Natürlich erlaubt diese sehr empfindliche Methode auch (pathologische) Unterschiede in biologischer Materie aufzulösen, etwa in unterschiedlich dichtem Gewebe. Ein Computer berechnet aus den aufgefangenen Signalen mit Hilfe mathematischer Verfahren eine präzise Darstellung eines Organs. Schnell wurde daraus eine medizinische Diagnostik entwickelt, die es nicht nur mit bestehenden Methoden aufnehmen kann, sondern diese wundersam ergänzt.
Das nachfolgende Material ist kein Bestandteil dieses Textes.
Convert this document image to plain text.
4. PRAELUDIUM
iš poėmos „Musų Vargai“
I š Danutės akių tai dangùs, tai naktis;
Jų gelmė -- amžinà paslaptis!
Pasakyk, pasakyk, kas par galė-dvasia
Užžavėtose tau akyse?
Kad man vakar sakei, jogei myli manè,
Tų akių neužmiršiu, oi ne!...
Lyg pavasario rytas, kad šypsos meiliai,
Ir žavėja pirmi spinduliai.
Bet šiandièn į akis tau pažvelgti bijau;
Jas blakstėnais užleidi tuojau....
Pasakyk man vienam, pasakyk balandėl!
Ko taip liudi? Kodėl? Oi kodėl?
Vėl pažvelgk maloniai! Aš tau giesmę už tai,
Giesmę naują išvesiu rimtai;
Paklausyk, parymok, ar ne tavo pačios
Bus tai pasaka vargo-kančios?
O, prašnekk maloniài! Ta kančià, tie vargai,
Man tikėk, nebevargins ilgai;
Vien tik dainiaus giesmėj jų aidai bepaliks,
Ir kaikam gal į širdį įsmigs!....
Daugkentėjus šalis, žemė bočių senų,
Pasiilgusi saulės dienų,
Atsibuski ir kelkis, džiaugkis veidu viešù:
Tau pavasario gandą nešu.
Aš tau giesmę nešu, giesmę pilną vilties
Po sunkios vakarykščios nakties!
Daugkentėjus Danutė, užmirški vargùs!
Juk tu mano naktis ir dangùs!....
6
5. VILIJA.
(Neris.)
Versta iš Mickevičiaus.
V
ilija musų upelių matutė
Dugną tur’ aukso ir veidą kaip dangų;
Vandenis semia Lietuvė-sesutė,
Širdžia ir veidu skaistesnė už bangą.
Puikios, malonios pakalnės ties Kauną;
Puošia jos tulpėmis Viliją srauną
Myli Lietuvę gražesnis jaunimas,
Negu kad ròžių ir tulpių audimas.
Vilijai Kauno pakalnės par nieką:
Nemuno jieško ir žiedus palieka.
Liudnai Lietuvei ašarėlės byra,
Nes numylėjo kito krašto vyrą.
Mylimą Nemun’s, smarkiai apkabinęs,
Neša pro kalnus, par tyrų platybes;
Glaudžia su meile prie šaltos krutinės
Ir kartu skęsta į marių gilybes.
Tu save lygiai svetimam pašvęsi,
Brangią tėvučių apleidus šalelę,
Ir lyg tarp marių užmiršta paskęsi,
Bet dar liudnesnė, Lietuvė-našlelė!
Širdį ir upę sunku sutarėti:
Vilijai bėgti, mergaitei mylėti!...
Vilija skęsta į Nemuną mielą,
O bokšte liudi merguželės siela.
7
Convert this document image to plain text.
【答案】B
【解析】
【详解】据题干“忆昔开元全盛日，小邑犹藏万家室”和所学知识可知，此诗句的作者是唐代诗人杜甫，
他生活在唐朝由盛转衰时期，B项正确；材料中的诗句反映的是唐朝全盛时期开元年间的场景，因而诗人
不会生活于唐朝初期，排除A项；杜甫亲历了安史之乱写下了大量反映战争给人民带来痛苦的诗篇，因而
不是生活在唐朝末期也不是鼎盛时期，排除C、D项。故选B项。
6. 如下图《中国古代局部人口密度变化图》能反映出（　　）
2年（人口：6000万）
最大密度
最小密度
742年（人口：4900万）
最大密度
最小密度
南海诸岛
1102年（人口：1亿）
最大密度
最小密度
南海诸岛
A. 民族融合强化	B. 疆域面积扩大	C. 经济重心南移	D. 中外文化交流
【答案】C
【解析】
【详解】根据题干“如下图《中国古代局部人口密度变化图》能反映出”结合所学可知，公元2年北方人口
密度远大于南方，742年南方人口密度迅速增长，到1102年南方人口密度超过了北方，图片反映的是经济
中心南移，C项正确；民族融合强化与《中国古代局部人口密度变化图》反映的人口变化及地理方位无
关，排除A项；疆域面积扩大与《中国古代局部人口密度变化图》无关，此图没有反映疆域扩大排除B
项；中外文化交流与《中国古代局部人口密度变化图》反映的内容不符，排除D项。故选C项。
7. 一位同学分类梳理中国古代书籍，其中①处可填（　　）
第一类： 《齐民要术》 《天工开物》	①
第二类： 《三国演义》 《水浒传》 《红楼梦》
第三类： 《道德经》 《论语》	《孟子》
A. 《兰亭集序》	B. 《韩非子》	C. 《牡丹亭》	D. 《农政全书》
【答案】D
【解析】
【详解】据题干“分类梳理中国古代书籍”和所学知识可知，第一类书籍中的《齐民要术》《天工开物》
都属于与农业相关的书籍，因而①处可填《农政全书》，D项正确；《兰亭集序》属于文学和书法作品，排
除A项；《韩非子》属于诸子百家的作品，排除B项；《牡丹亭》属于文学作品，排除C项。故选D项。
Dies klappt natürlich auch bei besagten Darmwänden. Zusammen mit verbesserten Bildanalyseverfahren wird jetzt sogar der Darm vollständig dargestellt, und selbst kleinste Gewebeveränderungen werden mit präziser Sicherheit wahrgenommen. Nebenwirkungen gibt es dabei keine. Ungewollte und gefährliche Verletzungen der Darmwände, wie es bei herkömmlichen Spiegelungen vorkommen kann, sind ausgeschlossen – und weh tut’s erst recht nicht. Schön, dass sich so nicht jeder Patient ein Rohr hineinschieben lassen muss, um seine versteckten Polypen zu erkennen. Stattdessen wird der Proband als Ganzes in die Tomografenröhre eingeführt. Am Bekenntnis des hypochondrierenden Harald Schmidt: „Alle zwei Jahre sage ich Ja zur Darmspiegelung. Ich gönn mir ja sonst nichts“, ändert sich im Übrigen nichts. Es wird lediglich an geeigneter Stelle das Adjektiv „virtuell“ eingeschoben.